In The Green Archetypal Field, Stephen Morrissey traces the origin of his becoming a poet back to the single most significant event of his life – the death of his father (following unsuccessful heart surgery in Boston), when Morrisey was six years old. Suddenly thrust into the role of a “latchkey child” in a single-parent household in which his father was never mentioned, Morrissey’s profound grief and loss went unaddressed, and was therefore unabated.
“For some of us there is a single moment when our lives changed radically, when life is reconfigured,” he writes in a chapter entitled The Great Reconfiguration. “Life is one thing, and then, a moment later it is something else… Almost every aspect – I believe every aspect – of my existence was changed into something other than what it had been only seconds before my father’s death.”
Forced at a young age to confront the “impermanence and insecurity” of life, it was only as a result of beginning to write poetry in his teens that Morrissey found a way of both processing and articulating his unresolved grief and trauma. Although he didn’t know it at the time, the course of his future life as a poet had been set. Poetry, he points out, is a calling. “No real poet ever decided to be a poet, it doesn’t work that way.”
Morrissey’s calling to write ‘confessional poetry’ specifically, was bolstered as a result of reading an interview with the American poet Allan Ginsberg, which was published in The Montreal Star in 1967. “Scribble down your nakedness,” Ginsberg advised. “Be prepared to stand naked, because most often it is this nakedness that the reader finds most interesting.”
Although writing confessional poetry often necessitates what Morrissey calls “a journey into darkness”, he believes that “if the poet has the courage, it is also a place of great creativity, of revealing what has been hidden or disguised… [of] meeting one’s shadow, the rejected and dark aspect of our inner being; it is a journey to selfhood.” Ideally, that journey will lead towards “wholeness.”

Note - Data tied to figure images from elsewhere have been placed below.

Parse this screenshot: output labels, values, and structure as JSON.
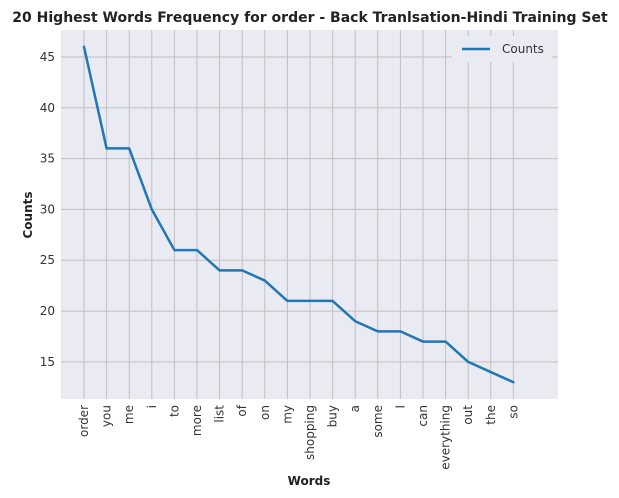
{
  "chart_data": {
    "type": "line",
    "title": "20 Highest Words Frequency for order - Back Tranlsation-Hindi Training Set",
    "xlabel": "Words",
    "ylabel": "Counts",
    "categories": [
      "order",
      "you",
      "me",
      "i",
      "to",
      "more",
      "list",
      "of",
      "on",
      "my",
      "shopping",
      "buy",
      "a",
      "some",
      "I",
      "can",
      "everything",
      "out",
      "the",
      "so"
    ],
    "series": [
      {
        "name": "Counts",
        "values": [
          46,
          36,
          36,
          30,
          26,
          26,
          24,
          24,
          23,
          21,
          21,
          21,
          19,
          18,
          18,
          17,
          17,
          15,
          14,
          13
        ],
        "color": "#1f77b4"
      }
    ],
    "yticks": [
      15,
      20,
      25,
      30,
      35,
      40,
      45
    ],
    "ylim": [
      11.35,
      47.65
    ],
    "grid": true,
    "legend_position": "top-right",
    "plot_background": "#eaeaf2",
    "grid_color": "#c0c0c0"
  }
}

Central to his life and his work is Stephen Morrissey’s sense of himself as a Montreal poet – as opposed to a poet from any other place.
“Poetry returns us to place; poetry explores place, it extols the humanity of place over the anonymity of the contemporary and soulless built environment,” he writes. “Without identifying with a specific place there is a levelling off and diminishment of what makes us human; there is the emergence, as we see in the world today, of a dehumanized global society.”
Fifty years of reading, thinking about, and writing poetry have convinced Stephen Morrissey that “We go to poetry with nothing to say, or we go to poetry with something to say that is not necessarily what we end up saying, but in either case we find our voice, we find an authentic expression of what the soul wants to say, and this is poetry.”
June 6, 2022
About the reviewer: A native of Montreal, Cynthia Coristine currently lives in Ottawa. She is the co-author, with Ian Browness, of From Griffintown to the Square Mile: The Life James Coristine (2009).